With regards to model selection, we only investigate significance pruning (removing edges at a fixed \(\alpha \) and re-evaluating the model) in this paper because (a) it is the fastest and most basic algorithm available, and (b) it allows us to evaluate if expected properties of significance testing hold (e.g., specificity should equalize at \(1 - \alpha \); Williams and Rast, 2018). More advanced model selection algorithms may be utilized to investigate the network structure. In GGM estimation, a popular technique is to use regularization (Epskamp and Fried 2018), although it has recently been shown that such regularization techniques are no longer beneficial at sufficient sample sizes (Williams and Rast 2018). To this end, non-regularized model estimation has grown more popular, especially in larger datasets (Isvoranu et al. 2019; Kan et al. 2019; Williams et al. 2019). Examples of such non-regularized algorithms include the ggmModSelect implemented in qgraph (Epskamp et al. 2012) and several algorithms implemented in the GGMnonreg package (Williams et al. 2019). The psychonetrics package does not include regularized GGM estimation, but does include more advanced non-regularized estimation methods through recursive pruning with the prune function, step-up model search with the stepup function, and extensive stepwise search through the modelsearch function (Epskamp, 2020a). These algorithms could also be applied to MAGNA estimation, although arguments can also be made that such more advanced model search algorithms could hamper inference (Leeb and Pötscher 2005; Leeb et al. 2006). In principle, regularized model search strategies could also be applied to estimating a pooled network structure across datasets, for example by employing regularization techniques that search for similarity across datasets (Costantini et al. 2019).
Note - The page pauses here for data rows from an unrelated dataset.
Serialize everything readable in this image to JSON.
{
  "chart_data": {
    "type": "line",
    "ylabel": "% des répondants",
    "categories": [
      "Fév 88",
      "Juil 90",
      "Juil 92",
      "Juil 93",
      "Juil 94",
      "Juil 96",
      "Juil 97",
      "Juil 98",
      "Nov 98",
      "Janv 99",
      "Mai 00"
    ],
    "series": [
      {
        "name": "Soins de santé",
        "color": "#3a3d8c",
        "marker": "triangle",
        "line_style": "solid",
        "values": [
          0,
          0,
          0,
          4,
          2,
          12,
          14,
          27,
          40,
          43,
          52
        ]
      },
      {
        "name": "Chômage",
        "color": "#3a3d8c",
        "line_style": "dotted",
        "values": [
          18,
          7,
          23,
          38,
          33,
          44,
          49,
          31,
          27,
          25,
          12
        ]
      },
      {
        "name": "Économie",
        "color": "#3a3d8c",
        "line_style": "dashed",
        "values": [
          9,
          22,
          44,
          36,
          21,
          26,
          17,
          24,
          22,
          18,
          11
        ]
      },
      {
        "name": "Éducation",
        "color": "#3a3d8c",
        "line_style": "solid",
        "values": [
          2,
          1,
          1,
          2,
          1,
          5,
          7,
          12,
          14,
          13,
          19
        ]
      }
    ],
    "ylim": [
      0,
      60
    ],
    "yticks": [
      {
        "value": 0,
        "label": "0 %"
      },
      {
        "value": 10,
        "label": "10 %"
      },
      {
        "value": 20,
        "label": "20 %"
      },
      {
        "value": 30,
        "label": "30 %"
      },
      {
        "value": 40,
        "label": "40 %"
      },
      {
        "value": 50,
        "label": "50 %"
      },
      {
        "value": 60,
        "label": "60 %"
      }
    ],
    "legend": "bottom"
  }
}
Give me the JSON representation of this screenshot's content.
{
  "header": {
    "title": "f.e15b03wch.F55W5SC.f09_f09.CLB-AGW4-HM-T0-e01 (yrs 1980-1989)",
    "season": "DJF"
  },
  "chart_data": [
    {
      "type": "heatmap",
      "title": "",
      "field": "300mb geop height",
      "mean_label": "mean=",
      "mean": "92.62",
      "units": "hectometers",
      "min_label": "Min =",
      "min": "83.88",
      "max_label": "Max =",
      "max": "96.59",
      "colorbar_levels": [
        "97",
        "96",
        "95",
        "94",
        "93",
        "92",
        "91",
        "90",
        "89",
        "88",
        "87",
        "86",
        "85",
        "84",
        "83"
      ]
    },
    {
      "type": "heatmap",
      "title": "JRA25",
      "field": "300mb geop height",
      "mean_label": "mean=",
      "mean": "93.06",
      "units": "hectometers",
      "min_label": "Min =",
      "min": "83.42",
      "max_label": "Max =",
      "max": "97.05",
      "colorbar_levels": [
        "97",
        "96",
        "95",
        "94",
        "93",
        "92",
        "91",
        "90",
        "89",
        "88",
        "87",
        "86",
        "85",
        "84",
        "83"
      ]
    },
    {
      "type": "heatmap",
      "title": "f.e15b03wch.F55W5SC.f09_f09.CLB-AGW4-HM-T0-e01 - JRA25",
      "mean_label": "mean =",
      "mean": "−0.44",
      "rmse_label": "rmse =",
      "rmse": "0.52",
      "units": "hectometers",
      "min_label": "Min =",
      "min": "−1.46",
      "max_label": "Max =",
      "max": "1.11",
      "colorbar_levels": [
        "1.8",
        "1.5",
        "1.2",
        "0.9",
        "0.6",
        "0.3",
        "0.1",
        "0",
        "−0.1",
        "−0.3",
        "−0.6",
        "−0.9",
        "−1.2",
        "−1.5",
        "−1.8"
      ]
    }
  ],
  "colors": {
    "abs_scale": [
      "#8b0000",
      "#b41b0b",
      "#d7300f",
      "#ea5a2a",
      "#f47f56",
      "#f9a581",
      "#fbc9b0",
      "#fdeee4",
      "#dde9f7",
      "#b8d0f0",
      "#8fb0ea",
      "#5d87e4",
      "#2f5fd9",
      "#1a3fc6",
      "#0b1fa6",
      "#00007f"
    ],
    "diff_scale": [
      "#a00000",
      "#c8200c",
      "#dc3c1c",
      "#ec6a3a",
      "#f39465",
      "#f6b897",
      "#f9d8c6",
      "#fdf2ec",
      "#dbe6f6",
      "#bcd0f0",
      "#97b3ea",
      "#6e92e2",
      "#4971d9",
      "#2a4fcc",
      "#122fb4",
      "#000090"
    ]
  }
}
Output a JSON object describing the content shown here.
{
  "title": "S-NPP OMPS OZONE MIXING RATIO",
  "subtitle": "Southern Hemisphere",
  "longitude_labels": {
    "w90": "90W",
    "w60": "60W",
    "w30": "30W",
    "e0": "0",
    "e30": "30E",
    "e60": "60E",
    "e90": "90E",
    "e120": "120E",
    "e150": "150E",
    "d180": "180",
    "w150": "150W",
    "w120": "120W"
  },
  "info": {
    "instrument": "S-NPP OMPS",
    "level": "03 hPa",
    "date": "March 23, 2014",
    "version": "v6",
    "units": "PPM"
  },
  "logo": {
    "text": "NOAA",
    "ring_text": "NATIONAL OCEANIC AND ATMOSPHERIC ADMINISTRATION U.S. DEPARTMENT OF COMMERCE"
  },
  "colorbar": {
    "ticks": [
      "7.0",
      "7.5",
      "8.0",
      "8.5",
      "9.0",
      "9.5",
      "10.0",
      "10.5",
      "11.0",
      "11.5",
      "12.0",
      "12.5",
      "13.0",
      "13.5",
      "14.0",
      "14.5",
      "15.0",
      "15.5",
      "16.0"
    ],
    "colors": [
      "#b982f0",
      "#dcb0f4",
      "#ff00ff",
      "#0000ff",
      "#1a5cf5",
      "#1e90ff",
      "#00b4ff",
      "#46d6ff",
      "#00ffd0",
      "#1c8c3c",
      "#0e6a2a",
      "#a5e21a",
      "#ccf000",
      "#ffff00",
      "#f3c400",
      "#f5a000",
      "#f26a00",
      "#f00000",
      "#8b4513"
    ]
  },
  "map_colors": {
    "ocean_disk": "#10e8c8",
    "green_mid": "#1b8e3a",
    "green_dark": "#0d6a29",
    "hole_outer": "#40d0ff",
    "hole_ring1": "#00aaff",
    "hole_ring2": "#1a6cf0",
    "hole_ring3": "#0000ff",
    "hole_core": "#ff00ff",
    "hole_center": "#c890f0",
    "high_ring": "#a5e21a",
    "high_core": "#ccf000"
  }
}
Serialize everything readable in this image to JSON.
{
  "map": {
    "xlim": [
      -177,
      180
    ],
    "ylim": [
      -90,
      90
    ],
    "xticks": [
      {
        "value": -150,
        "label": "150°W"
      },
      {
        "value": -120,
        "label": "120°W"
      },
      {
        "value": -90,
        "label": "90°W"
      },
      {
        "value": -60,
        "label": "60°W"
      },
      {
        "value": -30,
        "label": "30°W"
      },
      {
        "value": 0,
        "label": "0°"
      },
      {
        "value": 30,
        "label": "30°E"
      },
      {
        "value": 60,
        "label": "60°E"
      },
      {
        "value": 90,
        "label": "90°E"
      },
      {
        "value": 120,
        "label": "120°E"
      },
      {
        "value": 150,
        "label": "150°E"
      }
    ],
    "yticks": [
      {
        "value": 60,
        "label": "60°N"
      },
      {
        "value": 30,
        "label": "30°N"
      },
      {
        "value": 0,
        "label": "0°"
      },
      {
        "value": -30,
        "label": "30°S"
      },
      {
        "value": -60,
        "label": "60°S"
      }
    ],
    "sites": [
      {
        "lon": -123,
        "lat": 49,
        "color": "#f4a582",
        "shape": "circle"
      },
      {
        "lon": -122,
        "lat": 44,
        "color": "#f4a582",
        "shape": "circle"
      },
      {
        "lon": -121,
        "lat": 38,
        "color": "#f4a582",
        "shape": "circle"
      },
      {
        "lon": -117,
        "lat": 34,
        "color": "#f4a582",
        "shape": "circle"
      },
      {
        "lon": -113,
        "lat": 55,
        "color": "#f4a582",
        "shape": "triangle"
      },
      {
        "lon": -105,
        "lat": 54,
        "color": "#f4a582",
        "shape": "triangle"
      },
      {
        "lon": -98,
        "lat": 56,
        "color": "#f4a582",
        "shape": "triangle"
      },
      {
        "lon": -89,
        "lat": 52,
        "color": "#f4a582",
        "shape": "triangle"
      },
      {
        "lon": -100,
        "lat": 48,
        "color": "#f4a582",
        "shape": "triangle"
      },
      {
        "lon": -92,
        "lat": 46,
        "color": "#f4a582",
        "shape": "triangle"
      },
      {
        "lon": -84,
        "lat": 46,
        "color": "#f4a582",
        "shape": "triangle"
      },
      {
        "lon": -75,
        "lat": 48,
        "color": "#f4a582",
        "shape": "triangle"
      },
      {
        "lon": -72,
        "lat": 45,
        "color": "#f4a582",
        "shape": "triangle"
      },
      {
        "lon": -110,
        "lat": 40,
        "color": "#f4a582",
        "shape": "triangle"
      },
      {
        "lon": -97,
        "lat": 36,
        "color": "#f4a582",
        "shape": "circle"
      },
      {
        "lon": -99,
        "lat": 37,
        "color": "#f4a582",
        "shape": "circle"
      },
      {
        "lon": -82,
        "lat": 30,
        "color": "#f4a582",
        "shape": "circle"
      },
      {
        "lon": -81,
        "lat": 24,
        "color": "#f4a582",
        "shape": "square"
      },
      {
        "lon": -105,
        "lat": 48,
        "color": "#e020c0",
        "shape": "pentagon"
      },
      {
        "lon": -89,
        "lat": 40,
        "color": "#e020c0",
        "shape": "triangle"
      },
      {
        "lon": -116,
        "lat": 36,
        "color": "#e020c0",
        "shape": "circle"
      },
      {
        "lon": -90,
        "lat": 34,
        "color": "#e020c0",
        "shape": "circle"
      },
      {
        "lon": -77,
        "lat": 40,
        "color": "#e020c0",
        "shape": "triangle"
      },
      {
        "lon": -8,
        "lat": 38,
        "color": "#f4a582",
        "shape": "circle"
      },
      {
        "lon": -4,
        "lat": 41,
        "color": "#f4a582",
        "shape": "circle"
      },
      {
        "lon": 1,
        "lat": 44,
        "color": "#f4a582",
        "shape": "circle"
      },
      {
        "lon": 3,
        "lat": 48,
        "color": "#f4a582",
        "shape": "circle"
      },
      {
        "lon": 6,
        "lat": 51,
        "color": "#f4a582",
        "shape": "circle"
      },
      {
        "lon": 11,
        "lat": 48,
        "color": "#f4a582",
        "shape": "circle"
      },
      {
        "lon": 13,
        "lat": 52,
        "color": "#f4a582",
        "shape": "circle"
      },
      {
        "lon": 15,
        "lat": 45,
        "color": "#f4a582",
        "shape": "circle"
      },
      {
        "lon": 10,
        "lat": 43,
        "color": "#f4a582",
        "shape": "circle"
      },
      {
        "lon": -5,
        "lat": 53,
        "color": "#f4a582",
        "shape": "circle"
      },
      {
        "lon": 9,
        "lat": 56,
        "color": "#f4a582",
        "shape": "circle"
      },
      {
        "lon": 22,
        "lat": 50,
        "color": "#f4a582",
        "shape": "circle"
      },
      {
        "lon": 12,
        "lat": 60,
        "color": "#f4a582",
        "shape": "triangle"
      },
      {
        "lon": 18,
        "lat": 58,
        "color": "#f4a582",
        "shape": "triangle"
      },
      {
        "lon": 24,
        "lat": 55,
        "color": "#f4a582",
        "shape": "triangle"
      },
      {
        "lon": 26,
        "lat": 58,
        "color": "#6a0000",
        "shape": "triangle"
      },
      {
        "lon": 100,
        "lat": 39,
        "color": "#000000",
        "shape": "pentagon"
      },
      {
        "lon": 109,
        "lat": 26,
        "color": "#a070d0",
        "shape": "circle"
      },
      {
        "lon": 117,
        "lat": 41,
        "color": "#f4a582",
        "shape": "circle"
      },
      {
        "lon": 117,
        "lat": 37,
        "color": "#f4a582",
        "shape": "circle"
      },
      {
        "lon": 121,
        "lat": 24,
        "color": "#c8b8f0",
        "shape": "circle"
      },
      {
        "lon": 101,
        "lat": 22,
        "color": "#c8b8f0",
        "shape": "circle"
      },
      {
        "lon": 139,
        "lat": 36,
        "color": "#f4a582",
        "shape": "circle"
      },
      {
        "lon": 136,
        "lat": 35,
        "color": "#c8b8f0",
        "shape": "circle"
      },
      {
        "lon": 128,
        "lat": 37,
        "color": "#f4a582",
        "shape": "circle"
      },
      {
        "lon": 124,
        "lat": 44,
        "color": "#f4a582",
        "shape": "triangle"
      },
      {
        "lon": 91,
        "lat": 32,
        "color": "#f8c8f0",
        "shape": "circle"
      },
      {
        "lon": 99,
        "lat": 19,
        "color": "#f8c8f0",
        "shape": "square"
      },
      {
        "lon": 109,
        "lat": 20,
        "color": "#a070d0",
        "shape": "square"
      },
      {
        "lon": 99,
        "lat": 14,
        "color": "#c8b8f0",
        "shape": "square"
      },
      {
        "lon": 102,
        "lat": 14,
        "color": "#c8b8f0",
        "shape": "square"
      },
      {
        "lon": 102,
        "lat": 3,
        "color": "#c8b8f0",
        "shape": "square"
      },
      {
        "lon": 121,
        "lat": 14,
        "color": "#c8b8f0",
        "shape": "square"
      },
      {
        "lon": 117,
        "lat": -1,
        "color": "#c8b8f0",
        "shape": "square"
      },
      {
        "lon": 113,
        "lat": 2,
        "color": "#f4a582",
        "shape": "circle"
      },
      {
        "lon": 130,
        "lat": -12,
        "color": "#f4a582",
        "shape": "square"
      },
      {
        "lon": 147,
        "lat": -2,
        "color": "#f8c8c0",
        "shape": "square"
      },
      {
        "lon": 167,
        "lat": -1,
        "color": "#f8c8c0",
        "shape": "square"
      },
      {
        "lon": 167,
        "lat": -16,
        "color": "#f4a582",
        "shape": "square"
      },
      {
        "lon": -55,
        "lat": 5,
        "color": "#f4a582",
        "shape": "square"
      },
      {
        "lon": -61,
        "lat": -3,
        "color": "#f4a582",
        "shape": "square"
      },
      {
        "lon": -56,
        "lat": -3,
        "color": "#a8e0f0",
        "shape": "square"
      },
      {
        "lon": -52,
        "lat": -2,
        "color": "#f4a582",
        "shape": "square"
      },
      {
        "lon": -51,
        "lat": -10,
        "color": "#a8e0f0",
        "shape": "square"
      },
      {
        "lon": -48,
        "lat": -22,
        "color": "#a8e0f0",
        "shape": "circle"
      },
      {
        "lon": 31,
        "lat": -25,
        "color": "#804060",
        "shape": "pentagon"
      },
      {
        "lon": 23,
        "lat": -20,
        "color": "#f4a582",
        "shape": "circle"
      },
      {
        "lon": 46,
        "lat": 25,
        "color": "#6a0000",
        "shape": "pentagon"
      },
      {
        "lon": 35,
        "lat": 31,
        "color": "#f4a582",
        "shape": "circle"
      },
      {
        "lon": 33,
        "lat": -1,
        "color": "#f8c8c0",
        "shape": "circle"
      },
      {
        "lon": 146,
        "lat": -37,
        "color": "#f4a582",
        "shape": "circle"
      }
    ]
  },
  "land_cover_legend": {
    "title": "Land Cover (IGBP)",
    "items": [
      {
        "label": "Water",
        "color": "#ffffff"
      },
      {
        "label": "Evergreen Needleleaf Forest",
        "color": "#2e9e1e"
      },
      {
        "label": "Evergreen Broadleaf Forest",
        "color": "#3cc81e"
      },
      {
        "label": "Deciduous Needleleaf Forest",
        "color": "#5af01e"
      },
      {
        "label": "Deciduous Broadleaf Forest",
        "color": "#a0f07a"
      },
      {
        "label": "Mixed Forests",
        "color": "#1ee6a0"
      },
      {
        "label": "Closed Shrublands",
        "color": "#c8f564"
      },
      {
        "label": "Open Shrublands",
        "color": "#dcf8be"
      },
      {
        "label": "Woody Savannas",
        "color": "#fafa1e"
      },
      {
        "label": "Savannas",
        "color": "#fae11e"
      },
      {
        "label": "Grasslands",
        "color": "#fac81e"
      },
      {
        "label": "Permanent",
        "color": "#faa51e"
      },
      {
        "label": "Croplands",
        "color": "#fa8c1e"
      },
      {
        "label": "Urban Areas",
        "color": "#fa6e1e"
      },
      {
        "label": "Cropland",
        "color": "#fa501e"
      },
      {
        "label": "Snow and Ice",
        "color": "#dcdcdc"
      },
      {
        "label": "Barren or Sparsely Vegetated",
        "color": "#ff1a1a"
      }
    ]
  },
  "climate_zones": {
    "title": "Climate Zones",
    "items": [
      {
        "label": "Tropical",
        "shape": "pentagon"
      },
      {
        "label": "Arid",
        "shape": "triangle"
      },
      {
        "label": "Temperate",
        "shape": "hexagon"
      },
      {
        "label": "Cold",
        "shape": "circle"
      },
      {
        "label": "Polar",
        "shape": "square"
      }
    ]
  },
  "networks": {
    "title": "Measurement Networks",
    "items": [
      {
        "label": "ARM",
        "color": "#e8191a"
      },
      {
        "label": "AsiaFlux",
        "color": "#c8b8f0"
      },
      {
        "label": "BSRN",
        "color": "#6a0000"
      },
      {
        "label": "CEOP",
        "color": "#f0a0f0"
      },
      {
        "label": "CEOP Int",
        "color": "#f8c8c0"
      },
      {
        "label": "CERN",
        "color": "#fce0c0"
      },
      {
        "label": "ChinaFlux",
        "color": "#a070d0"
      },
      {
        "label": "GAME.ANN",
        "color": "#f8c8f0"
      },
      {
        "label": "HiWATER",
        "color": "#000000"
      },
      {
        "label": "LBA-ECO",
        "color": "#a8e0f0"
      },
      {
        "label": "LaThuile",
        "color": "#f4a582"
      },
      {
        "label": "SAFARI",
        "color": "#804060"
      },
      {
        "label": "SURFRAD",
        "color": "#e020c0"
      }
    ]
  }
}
However, it should also be noted that precise inference, such as the fixed false-positive rates demonstrated in the MAGNA methods, are far from trivial using regularization techniques (Jankova et al. 2015; Javanmard and Montanari 2014; Van de Geer et al. 2014).

Further future directions involve additional extensions of meta-analytic capacities in network psychometrics. Currently, only meta-analytic random effect models are implemented for variance–covariance based models (e.g., GGM, Cholesky decomposition, and a general variance–covariance matrix) in psychonetrics, but general MASEM models are implemented in the metaSEM package (Cheung 2015b). A future direction would be to also implement meta-analytic random effect variants of the above discussed models in psychonetrics. Finally, recent work in meta-analytic SEM allows for study-level moderation effects to be included (Jak and Cheung 2020), which can potentially also be extended to GGMs as well.

9 Conclusion

This paper introduced methods for estimating network models while aggregating over multiple datasets. To this end, this paper opens the door for meta-analytic research in network psychometrics, which given the popularity of these models in recent literature may be warranted (Robinaugh et al. 2020). Given that network models contain many parameters, the ability to aggregate over multiple datasets may prove vital for the further maturation of the field.